In the ‘Sip-In,’ a group of gay activists were denied after ordering drinks at the bar. (Village Preservation)

A year later, Village Preservation formally proposed Julius’, along with the Stonewall Inn, the L.G.B.T. Community Center, and the former Gay Activists Alliance Firehouse, as the city’s very first designated L.G.B.T.Q.+ landmarks.

The Stonewall Inn was landmarked in 2015, becoming the city’s first designated L.G.B.T.Q.+ landmark, and the L.G.B.T. Center and Gay Activists’ Alliance Firehouse, on Wooster St. in Soho, were designated in 2019.

As part of Village Preservation’s ongoing campaign to get the city to also landmark Julius’, in 2016 the nonprofit organization partnered with the Estate of Fred W. McDarrah, the Village Voice photographer who took the iconic photo of the 1966 Sip-In, to raise funds and awareness for landmark designation.

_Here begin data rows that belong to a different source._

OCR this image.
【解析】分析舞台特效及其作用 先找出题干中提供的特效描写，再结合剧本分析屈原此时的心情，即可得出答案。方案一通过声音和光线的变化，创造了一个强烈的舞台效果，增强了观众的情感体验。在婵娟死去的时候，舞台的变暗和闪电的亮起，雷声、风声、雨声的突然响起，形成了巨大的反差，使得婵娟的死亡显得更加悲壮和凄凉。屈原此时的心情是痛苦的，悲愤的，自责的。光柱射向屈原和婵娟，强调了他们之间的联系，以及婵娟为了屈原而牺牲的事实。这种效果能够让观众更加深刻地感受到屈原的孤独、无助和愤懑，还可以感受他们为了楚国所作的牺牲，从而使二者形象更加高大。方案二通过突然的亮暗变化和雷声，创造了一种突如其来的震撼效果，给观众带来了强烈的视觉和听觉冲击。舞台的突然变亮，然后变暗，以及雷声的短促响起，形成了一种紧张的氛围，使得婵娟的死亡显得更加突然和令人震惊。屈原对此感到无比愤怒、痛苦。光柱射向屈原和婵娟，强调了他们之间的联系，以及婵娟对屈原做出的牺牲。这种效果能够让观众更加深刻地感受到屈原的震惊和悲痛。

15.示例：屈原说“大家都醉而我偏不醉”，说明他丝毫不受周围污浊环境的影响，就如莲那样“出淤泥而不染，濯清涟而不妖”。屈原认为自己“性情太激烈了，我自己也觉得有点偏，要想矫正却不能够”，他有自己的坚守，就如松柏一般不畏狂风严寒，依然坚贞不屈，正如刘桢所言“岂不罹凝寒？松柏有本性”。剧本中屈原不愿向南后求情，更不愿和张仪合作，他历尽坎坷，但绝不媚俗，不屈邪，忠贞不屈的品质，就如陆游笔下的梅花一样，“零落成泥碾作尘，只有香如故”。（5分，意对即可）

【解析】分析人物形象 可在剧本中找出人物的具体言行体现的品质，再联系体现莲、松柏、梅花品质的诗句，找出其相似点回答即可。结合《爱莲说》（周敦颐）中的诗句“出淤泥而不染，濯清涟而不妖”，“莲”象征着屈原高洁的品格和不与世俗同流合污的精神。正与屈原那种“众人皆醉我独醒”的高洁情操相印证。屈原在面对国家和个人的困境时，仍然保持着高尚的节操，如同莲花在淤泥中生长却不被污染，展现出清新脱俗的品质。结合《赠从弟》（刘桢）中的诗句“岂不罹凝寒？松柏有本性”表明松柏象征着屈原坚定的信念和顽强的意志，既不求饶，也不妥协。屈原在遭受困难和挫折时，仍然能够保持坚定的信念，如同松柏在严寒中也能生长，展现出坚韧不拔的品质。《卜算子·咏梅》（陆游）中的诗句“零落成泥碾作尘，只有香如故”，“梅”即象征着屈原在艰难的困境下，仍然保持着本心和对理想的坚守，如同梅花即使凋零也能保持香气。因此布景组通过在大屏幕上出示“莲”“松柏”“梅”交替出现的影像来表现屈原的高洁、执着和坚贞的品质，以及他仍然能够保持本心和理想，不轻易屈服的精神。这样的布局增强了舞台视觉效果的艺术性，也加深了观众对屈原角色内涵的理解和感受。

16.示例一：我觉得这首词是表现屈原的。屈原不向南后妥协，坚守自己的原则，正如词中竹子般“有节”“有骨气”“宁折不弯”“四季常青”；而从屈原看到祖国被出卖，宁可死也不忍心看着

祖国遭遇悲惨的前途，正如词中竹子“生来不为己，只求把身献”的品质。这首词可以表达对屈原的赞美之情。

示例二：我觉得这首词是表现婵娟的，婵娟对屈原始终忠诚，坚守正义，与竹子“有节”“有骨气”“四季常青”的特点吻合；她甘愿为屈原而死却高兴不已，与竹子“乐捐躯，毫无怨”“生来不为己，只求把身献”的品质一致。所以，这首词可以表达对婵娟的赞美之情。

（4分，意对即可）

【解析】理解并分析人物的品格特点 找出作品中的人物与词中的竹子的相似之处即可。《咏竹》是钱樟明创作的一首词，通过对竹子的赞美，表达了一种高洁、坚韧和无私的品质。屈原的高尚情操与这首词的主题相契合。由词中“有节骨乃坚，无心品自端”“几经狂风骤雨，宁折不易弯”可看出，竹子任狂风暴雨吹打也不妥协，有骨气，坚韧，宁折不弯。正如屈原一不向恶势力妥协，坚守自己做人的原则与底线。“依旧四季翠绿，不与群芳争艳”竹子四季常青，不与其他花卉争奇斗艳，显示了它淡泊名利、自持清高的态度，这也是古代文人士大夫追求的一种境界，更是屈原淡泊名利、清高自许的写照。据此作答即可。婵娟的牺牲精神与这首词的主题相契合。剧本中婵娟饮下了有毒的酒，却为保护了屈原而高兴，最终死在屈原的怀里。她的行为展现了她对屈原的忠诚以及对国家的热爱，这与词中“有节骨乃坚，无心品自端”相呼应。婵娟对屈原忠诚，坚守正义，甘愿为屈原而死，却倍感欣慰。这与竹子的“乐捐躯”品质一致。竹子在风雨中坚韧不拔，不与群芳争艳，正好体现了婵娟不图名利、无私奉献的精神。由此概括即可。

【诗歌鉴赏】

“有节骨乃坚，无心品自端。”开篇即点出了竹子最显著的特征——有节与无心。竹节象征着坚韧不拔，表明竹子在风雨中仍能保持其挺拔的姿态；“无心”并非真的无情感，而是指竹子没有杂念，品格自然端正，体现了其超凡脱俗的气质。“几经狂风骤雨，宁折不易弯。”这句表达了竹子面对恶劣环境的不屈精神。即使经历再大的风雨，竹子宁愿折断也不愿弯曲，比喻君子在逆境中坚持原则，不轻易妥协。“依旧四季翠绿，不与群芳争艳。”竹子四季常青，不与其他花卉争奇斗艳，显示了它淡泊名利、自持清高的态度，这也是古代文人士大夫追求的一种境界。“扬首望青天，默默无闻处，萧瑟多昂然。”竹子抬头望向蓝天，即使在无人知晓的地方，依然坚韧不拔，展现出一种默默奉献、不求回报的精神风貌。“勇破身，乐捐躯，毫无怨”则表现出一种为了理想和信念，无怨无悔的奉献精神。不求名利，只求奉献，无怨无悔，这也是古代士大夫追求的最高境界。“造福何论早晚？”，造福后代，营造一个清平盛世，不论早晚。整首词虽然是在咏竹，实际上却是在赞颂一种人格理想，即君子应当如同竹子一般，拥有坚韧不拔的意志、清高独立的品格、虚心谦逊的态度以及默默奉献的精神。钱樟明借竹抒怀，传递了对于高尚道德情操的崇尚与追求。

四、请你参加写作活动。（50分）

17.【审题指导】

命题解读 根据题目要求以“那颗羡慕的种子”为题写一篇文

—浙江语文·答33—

Earlier this year, in April, Village Preservation unveiled a historic plaque for the building commemorating the Sip-In, which original Sip-In participants and organizers, as well as the journalist who originally reported on the story, attended.

Speaking to The Village Sun after the designation, Andrew Berman, Village Preservation’s executive director, said the building received its individual landmark status because of the “people history” connected to it.

“Clearly, this landmark designation is about the history that took place here,” he said, “rather than the building’s look or design. The people connected to this site is what was of paramount importance. But, certainly, you don’t want the building where it happened to disappear.”

Berman said this kind of landmarking is becoming more important and that Village Preservation has been advocating for it more, as well. As for why it took 10 years to happen, he wasn’t sure, but the fact that the building wasn’t endangered could have been a factor.

Indeed, fighting to protect L.G.B.T.Q.+ and civil-rights sites in the Downtown community is part of Village Preservation’s mission. Last year the group’s advocascy secured landmark designation of 70 Fifth Ave., the former headquarters of the NAACP and The Crisis magazine and home to an array of women’s, peace, labor, civil rights, humanitarian and social justice organizations.

The organization has set its landmarking sights on still more civil-rights-related sites in the area, including, among others, the former headquarters of the first national gay rights organization, at 80 Fifth Ave., the former headquarters of the NYC Woman Suffrage League, at 10 W. 14th St., and the home of Jacob Day, one of 19th-century New York’s leading crusaders for voting rights and freedom for African Americans, at 50 W. 13th St.

The first two sites are in the nonprofit’s proposed South of Union Square Historic District.